Sunday, December 14, 2008

Love needs no words


She never said a word. Not to me. Not to anyone else. She didn't sing or respond to sound or music. I don't know her name. I don't know where she came from or who she belongs to.

And I fell in love with her.

Touch ... she responded to touch. She'd smile a shy little smile into my face when I took her on my lap and clapped her hands together. She'd just as shyly reach out to touch me when my attention waned and was focused on another beautiful child who wanted and needed it.

I met her on Wednesday. On Thursday, they bussed in all of the children that we had gone out into the township to spend time with and shower our love on during the week.

As the hundreds of children piled into the auditorium, there she was. She didn't run. She didn't skip. But she had a purpose in mind, and her little legs moved steadily and confidently. She didn't stop to get in line for a gift or craft or to play with a friend. She determinedly strutted all the way across the huge auditorium ...

... and stopped in front of me. Her little arms reached up to me and I eagerly scooped her up. I hated to let her go.

Love needs no words.

Friday, December 12, 2008

Peace is powerful

Ultimately, we have just one moral duty: to reclaim large areas of peace in ourselves, more and more peace, and to reflect it towards others. And the more peace there is in us, the more peace there will also be in our troubled world.

- Etty Hillesum,
died in Auschwitz in 1943 at the age of 29. From An Interrupted Life, a compilation of her diaries and letters.

Thursday, December 11, 2008

Masses


They came in masses.

Hundreds and hundreds of children. Children in need ... in need of love, attention, affection, laughter, physical care, shoes, homes, in need of HOPE.

They lined up for hours for a sparkly star on their face, a crown made out of construction paper, to draw pictures with new paper and crayons, for balloons, for specs and bracelets and doo-dads made out of pipe cleaners ... stuff that cost mere pennies, yet brought such joy to these children. You would have thought everything they lined up for was made of gold.

What can I give them? I felt so helpless and useless. Other teams were off doing the "real work" -- planting food gardens, holding medical clinics, building homes. What did I have to offer?

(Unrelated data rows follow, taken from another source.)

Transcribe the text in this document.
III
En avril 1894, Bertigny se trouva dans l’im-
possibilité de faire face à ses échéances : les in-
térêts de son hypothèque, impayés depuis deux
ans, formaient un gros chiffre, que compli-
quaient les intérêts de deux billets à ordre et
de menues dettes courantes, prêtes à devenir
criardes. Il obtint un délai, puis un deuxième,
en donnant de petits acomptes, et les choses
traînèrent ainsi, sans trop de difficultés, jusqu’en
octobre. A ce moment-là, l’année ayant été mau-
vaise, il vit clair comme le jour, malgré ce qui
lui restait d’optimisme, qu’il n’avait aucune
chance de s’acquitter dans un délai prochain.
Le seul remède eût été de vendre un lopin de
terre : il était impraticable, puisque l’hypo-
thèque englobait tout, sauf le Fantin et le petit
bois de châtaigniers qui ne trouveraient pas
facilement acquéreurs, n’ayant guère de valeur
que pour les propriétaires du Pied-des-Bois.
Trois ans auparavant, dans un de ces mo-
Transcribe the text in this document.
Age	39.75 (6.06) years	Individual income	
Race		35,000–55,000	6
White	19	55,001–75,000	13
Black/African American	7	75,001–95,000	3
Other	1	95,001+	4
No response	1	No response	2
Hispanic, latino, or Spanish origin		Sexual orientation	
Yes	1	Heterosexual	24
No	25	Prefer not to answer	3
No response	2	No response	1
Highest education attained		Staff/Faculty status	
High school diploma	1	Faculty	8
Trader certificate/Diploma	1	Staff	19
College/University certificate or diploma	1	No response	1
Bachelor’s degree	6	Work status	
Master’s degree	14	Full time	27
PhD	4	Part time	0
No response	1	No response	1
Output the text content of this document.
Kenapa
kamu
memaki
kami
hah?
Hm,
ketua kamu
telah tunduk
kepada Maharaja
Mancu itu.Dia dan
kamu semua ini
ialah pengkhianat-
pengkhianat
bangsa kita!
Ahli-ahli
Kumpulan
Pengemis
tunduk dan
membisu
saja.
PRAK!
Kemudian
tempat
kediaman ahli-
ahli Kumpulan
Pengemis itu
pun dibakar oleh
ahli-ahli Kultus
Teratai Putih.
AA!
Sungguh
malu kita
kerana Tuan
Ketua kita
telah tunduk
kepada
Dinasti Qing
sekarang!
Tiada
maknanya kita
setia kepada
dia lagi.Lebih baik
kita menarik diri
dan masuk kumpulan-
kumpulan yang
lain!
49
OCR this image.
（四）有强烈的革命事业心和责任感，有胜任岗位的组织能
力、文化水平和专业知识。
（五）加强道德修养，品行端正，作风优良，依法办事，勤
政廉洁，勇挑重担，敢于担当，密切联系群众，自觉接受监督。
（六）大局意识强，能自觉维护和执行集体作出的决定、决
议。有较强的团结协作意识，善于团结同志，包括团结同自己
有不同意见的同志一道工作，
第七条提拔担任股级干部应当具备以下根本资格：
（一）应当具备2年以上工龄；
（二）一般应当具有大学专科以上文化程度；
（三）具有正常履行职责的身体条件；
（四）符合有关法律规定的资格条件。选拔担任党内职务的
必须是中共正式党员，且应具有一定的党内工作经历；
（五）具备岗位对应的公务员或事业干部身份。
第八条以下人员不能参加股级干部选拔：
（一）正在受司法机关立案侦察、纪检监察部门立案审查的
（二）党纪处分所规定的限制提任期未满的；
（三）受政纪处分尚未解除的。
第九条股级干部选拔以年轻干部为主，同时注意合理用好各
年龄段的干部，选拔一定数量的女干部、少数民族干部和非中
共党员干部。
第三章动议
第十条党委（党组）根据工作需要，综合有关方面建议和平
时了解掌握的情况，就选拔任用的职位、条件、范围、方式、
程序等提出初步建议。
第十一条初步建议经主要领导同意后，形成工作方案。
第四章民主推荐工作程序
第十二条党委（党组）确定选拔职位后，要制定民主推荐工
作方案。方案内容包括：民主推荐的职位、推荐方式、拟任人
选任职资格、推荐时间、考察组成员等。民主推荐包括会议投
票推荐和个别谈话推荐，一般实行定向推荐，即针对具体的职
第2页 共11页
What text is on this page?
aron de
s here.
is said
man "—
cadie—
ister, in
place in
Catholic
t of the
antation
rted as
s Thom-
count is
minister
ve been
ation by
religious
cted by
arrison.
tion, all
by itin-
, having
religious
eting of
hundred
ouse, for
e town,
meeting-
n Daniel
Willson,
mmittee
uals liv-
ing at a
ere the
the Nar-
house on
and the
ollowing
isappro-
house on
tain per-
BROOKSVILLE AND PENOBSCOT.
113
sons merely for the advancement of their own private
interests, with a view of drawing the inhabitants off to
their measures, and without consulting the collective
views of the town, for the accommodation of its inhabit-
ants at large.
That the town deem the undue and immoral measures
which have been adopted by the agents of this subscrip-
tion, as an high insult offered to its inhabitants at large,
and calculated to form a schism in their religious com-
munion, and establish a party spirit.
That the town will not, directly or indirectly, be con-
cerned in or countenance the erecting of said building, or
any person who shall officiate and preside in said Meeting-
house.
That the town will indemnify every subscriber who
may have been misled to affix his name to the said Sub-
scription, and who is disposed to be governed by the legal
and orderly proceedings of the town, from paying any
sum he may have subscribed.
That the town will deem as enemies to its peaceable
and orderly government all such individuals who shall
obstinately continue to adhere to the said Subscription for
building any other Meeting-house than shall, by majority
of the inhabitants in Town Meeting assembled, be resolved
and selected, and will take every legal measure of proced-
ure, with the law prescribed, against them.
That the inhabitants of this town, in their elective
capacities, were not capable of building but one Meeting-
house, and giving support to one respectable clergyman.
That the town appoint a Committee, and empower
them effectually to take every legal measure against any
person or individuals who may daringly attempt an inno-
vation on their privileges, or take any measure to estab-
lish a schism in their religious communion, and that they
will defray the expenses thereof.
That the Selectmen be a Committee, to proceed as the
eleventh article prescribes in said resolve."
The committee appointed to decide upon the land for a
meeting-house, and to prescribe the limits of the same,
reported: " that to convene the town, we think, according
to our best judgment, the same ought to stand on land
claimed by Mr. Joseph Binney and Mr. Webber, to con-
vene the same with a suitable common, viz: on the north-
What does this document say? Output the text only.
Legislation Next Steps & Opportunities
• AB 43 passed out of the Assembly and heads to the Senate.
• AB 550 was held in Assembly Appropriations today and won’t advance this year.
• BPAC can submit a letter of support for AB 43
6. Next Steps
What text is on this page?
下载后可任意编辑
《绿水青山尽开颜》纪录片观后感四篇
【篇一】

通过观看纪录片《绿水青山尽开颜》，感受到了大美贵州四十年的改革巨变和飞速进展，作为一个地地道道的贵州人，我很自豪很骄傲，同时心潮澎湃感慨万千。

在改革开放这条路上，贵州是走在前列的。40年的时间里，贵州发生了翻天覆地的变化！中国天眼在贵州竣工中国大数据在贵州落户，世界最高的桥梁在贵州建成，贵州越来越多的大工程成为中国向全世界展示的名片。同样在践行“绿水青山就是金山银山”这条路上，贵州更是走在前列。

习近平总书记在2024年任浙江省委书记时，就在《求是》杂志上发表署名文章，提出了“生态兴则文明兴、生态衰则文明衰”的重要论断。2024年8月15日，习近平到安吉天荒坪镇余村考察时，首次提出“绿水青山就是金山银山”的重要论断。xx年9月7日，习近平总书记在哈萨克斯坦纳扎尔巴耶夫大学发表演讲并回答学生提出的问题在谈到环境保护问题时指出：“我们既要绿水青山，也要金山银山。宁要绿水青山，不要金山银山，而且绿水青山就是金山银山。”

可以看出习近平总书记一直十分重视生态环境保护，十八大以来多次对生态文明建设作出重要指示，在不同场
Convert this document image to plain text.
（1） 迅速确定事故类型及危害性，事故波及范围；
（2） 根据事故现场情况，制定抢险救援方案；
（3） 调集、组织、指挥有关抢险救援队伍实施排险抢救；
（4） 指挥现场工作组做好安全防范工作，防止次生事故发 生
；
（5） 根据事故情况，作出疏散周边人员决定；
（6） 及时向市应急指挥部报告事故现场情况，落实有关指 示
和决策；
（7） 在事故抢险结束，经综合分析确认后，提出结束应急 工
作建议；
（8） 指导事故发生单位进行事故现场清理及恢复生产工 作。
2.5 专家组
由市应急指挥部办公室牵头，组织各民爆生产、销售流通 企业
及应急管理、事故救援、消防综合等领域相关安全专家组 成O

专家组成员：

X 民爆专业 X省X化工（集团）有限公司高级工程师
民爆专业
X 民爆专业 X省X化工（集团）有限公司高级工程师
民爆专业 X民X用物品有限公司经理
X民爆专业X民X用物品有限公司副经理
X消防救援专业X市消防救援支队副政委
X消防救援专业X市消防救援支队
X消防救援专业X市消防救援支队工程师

Then I realized that love really is more valuable than gold. Jeff said it best ... he didn't know before going over how time with these children, these precious and beautiful children, would change the world. But he learned that these children will remember the time that the Americans came over and showered love on them. They will remember that they are not forgotten or forsaken. They will remember that they are loved by the Americans who came to bring meager gifts and all of our hearts.

Love can change things. I know their love changed my life. I trust and believe that our love will change their lives. It has to.

Please, it has to.

(You can see Jeff all the way in the back of this picture with his Reds cap on ... surrounded by hundreds of precious, valuable, beautiful, and worthy children.Click the picture to enlarge.)

Tuesday, December 9, 2008

We're back!




I have a million stories to tell and don't know where to start. For now, I know that we can change the world one act at a time and that love trumps all.